1. In what ratio should a shopkeeper mix two types of rice, one costing 40 rupees/kg and another costing 20
rupees/kg to get a rice variety costing 28 rupees/kg .
A. 3:2
B. 2:3
C. 4:3
D. 2:7
View Answer
Ans : B
Explanation: we can use Alligation as follows
X = 40-28 = 4 ; y = 28-20 = 8
The ratio between the type 1 and type 2 rice is 4:6 or 2: 3
2. In what ratio should wheat at Rs12.60 per kg be mixed with wheat at Rs. 14.60 per kg so that the mixture
be worth Rs.13 per kg ?
A. 6:7
B. 8:7
C. 4:3
D. 4:1
View Answer
Ans : D
Explanation: So the ratio will be :
1460 - 1300 : 1300-1260
=> 160 : 40 => 4:1
3. In what ratio must water be mixed with milk costing Rs.30 per litre in order to get a mixture worth of Rs.18
per litre?
A. 1:3
B. 2:3
C. 4:3
D. 3:2
View Answer
Ans : B
Explanation: C.P. of 1 lt of water = 0
C.P. of 1 lt of milk = 30
Mean price = 30
So, 30-18 : 18-0
=> 12:18 => 2:3
4. How many kg of dal at Rs.8.40 per kg be mixed with32 kg of dall at Rs10.20 per kg to get a mixture worth
Rs.9.60 per kg?
A. 8
B. 12
C. 16
D. 20
View Answer
Ans : C
Explanation: By the rule of allegation ,we have
C.P. of 1 kg of 1st kind dal = 840
C.P. of 1 kg of 2nd kind dal = 1020
Price of 1kg of mixture = 960
So, 1020-960 : 960-840 => 60:120 => 1:2
=> Quantity of 1st kind dall:32 = 1:2
Quantity of 1st kind dall =32 *1/2 = 16
5. In 1 kg mixture of iron and carbon, 40% is carbon. How much iron should be added so that the proportion
of carbon becomes 20%.
A. 1KG
B. 2KG
C. 3KG
D. 4KG
View Answer
Ans : A
Explanation: By the rule of allegation ,we have
% of carbon in mixture = 40
% of carbon in pure iron = 0
Mean=20
Quantity of the mixture : Quantity of iron = 20 : 20 = 1 : 1
Given that quantity of the mixture = 1 kg
Hence quantity of iron to be added = 1 kg
6. How many litres of water should be added to a 30 litre mixture of milk and water containing milk and
water in the ratio of 3:7 such that the resultant mixture has 40% water in it?
A. 3
B. 4
C. 5
D. 6
View Answer
Ans : C
Explanation: 60 litres of the mixture has milk and water in the ratio 3:7.

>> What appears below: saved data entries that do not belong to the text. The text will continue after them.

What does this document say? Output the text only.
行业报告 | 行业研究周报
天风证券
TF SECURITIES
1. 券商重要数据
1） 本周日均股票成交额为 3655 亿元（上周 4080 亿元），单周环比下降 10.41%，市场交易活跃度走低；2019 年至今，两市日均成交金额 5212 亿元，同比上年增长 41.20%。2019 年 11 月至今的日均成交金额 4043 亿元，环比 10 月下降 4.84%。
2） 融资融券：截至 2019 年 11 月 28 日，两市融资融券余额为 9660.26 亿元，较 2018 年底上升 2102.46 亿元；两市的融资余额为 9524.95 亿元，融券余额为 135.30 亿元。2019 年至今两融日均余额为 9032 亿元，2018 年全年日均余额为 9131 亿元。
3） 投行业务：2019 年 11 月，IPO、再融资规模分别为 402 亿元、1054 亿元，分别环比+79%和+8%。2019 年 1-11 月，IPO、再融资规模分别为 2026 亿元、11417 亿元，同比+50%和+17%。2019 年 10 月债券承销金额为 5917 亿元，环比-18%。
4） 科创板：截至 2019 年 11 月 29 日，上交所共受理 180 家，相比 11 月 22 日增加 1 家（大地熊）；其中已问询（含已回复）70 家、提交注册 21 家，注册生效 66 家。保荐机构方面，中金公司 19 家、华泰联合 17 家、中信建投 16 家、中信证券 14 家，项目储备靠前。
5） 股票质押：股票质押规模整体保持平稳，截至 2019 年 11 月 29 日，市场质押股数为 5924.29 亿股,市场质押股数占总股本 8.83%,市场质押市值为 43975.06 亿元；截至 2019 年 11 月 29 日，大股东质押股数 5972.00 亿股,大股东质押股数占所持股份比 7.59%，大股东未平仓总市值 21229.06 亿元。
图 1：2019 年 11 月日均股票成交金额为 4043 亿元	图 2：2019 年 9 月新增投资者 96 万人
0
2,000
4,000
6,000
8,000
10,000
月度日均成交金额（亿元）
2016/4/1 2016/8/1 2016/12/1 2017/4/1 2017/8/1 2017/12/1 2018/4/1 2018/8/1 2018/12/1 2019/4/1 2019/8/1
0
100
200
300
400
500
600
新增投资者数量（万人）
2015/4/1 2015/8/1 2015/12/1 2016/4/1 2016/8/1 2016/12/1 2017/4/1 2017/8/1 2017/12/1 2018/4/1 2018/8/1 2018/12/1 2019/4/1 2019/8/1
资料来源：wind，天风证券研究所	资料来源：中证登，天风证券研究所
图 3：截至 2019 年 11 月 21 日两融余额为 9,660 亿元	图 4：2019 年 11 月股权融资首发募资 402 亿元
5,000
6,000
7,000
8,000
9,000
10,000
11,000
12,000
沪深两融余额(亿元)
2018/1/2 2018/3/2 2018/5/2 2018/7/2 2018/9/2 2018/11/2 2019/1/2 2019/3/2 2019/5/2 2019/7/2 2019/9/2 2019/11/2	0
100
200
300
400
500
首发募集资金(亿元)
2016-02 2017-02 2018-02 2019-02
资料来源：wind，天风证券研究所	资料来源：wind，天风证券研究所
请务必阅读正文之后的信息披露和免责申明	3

i.e. the solution has 21 litres of milk and 9 litres of water.
When you add more water, the amount of milk in the mixture remains constant at 21 litres.
In the first case, before addition of further water, 21 litres of milk accounts for 70% by volume.
After water is
added, the new mixture contains 60% milk and 40% water.
Therefore, the 21 litres of milk accounts for 60% by volume.
Hence, 100%
7. 5 litre of coconut oil is added to 15 litre of a solution containing 40% of groundnut oil. The percentage of
groundnut in the new mixture is:
A. 20%
B. 30%
C. 40%
D. 50%
View Answer
Ans : B
Explanation: We have a 15 litre solution containing 40% of groundnut in the coconut oil.
=> Quantity of groundnut in the solution =(15* 40)/100= 6
Now 5 litre of coconut oil is added to the solution.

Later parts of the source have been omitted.